Gropius's Dream of "Total Art"—The Bauhaus's Pursuit of Comprehensive Design
What did Walter Gropius, the founder of the Bauhaus, dream of? He championed the idea of "Gesamtkunstwerk" (total work of art) – an ideal of integrally designing every aspect of a living space, from furniture, lighting, and textiles to cutlery, with architecture at its apex.
Where did this dream come from, and what did it change? Tracing the figure of Gropius reveals the core of the Bauhaus.
Peter Behrens' Office – Where Three Giants Met
Around 1907, and for several years thereafter, three young men who would later shape 20th-century architecture successively worked at Peter Behrens' design office in Berlin: Walter Gropius, Mies van der Rohe, and Le Corbusier.
As the artistic consultant for AEG (Germany's largest electrical manufacturer), Behrens was responsible for everything from factory architecture to product design and logos. He was a pioneer of what we now call "total brand design." Here, Gropius absorbed the conviction that "architecture and industrial production are intrinsically one."

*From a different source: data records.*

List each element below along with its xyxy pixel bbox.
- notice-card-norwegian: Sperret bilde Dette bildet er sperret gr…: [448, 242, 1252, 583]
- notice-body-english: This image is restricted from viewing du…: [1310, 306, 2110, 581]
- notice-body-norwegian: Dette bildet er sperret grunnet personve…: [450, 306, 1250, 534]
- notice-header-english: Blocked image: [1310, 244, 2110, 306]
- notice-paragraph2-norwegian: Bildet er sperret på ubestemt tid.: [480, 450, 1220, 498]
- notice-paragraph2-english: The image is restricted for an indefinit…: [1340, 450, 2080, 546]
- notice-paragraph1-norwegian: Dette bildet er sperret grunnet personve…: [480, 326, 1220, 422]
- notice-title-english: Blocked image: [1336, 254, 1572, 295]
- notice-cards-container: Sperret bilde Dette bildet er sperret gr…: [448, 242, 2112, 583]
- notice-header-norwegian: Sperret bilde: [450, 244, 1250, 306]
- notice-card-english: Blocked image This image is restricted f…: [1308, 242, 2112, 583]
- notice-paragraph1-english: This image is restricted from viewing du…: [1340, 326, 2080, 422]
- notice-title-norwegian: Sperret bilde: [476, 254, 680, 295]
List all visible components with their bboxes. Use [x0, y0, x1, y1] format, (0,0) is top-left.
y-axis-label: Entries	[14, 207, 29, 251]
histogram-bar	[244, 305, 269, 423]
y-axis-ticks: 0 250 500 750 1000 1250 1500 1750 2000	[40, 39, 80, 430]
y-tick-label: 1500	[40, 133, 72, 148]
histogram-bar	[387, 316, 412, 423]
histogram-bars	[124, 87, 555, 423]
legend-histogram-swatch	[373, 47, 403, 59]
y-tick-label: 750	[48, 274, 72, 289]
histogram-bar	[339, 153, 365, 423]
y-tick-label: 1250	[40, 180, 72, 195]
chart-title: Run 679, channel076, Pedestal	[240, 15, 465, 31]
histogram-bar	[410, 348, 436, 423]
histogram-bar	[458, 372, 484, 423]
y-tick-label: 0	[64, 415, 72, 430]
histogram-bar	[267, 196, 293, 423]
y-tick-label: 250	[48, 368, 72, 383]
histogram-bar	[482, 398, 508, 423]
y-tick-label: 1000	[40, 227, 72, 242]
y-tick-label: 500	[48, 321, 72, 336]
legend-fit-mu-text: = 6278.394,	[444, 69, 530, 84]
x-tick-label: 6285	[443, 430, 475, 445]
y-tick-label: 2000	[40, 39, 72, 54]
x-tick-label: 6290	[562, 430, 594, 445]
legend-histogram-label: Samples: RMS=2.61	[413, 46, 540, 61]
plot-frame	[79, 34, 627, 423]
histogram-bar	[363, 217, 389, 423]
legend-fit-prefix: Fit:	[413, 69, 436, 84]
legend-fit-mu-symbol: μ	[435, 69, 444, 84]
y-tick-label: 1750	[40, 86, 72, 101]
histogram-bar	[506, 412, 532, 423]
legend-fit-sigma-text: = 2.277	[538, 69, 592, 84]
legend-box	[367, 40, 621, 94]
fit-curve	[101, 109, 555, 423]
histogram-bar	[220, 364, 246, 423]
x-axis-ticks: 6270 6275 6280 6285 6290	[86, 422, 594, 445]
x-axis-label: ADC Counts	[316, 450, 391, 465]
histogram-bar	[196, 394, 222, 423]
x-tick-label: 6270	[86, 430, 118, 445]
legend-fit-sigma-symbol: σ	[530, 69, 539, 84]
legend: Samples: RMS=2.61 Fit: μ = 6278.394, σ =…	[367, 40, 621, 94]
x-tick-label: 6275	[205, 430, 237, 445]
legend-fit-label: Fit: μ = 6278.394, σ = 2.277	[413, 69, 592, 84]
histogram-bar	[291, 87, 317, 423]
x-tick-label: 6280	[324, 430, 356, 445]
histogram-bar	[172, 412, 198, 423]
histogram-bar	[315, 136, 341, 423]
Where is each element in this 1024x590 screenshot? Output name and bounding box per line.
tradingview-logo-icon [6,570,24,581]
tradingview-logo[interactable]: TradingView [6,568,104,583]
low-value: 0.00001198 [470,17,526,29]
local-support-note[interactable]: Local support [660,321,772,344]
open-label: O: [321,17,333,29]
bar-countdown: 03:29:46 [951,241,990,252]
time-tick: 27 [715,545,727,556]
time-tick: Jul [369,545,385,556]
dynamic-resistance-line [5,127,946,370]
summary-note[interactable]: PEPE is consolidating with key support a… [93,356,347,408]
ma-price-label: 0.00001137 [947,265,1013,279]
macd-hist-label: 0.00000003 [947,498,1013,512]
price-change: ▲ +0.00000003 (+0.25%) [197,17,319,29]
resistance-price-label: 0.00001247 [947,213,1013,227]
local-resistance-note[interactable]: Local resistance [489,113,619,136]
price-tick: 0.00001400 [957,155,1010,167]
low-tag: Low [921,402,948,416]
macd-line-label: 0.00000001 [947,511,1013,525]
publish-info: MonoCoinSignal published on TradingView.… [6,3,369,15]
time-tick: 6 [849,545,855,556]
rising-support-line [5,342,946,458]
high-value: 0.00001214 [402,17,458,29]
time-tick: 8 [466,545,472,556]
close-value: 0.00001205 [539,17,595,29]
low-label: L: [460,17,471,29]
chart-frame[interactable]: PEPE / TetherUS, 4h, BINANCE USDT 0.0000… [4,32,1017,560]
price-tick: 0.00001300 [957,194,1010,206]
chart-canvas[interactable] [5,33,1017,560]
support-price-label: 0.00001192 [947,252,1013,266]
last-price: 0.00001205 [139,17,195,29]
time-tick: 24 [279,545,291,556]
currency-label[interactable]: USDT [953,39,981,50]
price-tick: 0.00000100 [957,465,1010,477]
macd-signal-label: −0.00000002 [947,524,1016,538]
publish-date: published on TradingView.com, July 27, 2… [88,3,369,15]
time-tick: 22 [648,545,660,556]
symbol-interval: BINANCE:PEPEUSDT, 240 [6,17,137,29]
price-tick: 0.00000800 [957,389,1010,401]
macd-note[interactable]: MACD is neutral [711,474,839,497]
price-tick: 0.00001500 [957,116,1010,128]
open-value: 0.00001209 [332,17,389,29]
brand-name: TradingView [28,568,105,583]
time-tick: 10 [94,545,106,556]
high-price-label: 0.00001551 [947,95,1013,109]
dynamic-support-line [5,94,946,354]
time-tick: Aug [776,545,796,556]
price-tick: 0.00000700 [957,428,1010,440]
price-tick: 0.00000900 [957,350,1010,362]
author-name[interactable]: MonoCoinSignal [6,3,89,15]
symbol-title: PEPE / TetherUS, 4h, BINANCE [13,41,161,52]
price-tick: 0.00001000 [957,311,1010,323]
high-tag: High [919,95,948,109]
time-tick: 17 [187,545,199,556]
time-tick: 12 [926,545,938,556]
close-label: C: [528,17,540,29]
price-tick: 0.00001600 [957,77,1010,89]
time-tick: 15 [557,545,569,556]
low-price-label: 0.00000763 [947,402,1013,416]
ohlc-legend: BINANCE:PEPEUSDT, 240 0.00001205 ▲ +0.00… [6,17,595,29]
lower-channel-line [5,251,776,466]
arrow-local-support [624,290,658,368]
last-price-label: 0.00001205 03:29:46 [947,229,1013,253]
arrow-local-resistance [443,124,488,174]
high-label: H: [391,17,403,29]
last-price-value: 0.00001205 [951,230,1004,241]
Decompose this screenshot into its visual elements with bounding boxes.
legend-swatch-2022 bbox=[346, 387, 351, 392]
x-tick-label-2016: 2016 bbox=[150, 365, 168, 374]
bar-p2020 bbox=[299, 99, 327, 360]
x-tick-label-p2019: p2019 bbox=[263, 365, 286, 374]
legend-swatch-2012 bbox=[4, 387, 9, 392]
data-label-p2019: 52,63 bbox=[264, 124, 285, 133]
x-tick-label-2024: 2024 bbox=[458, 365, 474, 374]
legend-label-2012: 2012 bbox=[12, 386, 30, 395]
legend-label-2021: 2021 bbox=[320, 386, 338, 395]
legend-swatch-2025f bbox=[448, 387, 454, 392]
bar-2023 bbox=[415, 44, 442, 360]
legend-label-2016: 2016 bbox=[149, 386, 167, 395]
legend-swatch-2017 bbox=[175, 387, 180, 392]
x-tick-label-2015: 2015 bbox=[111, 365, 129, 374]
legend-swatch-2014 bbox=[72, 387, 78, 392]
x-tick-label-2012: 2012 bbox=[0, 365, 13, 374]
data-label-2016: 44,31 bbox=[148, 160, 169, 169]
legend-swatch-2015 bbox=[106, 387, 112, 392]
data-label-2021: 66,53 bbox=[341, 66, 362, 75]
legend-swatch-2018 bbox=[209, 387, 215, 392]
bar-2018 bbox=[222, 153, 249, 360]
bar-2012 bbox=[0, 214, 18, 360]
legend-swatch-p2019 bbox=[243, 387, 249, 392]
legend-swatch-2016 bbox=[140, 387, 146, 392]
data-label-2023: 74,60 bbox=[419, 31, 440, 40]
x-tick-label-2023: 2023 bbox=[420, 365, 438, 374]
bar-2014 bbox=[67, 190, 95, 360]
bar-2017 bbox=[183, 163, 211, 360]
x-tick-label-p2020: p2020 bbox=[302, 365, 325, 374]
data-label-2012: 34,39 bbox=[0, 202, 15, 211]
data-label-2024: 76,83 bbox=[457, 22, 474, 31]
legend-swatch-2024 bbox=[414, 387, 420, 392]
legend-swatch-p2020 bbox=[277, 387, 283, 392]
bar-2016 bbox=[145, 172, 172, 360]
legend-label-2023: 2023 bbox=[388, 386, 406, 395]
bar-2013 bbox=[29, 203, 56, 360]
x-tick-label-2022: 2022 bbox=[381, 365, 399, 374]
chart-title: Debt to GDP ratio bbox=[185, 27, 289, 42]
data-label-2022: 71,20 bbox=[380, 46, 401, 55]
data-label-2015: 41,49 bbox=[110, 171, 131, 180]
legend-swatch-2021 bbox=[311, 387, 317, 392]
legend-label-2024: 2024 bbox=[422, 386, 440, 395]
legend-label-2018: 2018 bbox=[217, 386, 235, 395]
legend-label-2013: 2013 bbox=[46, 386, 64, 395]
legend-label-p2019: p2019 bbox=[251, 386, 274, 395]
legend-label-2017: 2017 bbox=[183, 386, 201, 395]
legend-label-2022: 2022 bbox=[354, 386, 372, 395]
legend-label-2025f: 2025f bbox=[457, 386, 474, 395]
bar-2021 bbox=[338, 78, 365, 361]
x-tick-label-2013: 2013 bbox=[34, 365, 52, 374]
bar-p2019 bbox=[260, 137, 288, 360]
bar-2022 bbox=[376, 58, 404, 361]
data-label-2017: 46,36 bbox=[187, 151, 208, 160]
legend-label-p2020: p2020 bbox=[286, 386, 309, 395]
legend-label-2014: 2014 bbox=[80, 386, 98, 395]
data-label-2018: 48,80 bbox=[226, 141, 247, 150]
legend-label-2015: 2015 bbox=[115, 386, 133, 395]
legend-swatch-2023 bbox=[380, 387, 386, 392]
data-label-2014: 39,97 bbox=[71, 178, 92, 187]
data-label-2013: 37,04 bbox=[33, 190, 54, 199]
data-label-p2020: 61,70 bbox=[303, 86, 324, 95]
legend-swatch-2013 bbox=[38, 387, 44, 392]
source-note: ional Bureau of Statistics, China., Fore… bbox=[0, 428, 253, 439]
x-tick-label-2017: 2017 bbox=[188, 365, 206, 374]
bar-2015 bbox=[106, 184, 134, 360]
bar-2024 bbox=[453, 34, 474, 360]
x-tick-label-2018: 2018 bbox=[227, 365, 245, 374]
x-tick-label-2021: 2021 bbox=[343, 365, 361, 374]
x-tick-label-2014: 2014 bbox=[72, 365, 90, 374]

In 1911, Gropius, now independent, designed the Fagus Factory (Lower Saxony) with Adolf Meyer. By recessing the columns inside the building and creating a curtain wall with glass corners – a method often called the "dematerialization" of the wall – this approach was directly inherited by the later Dessau Bauhaus building. This building was inscribed as a UNESCO World Heritage Site in 2011.
From Wagner to Gropius – The Democratization of "Total Art"
The concept of "Gesamtkunstwerk" (total work of art) was originally proposed by the composer Richard Wagner in 1849. It envisioned a multi-sensory experience integrating music, drama, visual arts, and architecture. For Wagner, this took place in a privileged space like the Bayreuth Festspielhaus, and the audience was also a select few.
Gropius fundamentally reinterpreted this concept. Instead of individual creations by genius artists, he envisioned integrated design realized through the collaboration of craftspeople. Instead of privileged spaces like theaters, it would encompass homes and everyday objects where everyone lived. Gropius's "total art" democratized Wagner's romantic ideal and brought it into the realm of the everyday.
The Medieval Craftsmen Summoned by the Manifesto
In April 1919, Gropius published the Bauhaus Manifesto. The cover featured a woodcut of a Gothic cathedral by Lyonel Feininger.
The school's name "Bauhaus" itself is a play on "Bauhütte" (building hut). Medieval German cathedral construction sites had guildhuts where stonemasons, carpenters, sculptors, and glassmakers gathered to pass on their skills. Gropius consciously referenced this medieval craft community, declaring, "There is no essential difference between artists and craftsmen," and "Let's create a new guild of craftsmen."
The core phrase of the manifesto was: "The ultimate goal of all visual arts is the complete building." It wasn't about worshipping architecture as an isolated art form, but rather arguing that all crafts and design should collaborate towards architecture as a unified whole.
Haus am Horn: An Experiment
In 1923, the Bauhaus held a major exhibition in Weimar titled "Art and Technology – A New Unity." The highlight of this exhibition was an experimental house called "Haus am Horn."
Designed by Bauhaus master Georg Muche, it featured a rational plan with a central living room with high windows, surrounded by smaller functional rooms, all within a square footprint. Construction took a mere three months.
This house is significant because it was the first instance where all Bauhaus workshops collaborated on a single building. Marcel Breuer's furniture workshop created the living room furniture, the weaving workshop supplied the carpets, and the metal workshop provided the lighting. It was the first concrete manifestation of the "architecture as a total work of art" that Gropius had proclaimed in his manifesto.
From Craft to Machine – The Transformation of 1923
The 1919 manifesto carried a certain nostalgia for the Middle Ages. However, the 1923 exhibition slogan, "Art and Technology – A New Unity," signaled a clear shift in direction.
Several factors contributed to this change. The reality that mass production of handcrafted goods was financially unsustainable. The industrial-oriented ideas brought in by teachers influenced by constructivism, such as Moholy-Nagy, who joined in 1923. And the deepening of Gropius's own reflections – a departure from the romanticism that viewed machine production as "inferior."
Gropius stated: "The workshop is a laboratory for developing and improving prototypes." This was a redefinition of the Bauhaus's role, transcending the dichotomy between handcraft and machine to design high-quality prototypes. Without this transformation, the Bauhaus's ideas would not have been able to connect with 20th-century industrial design.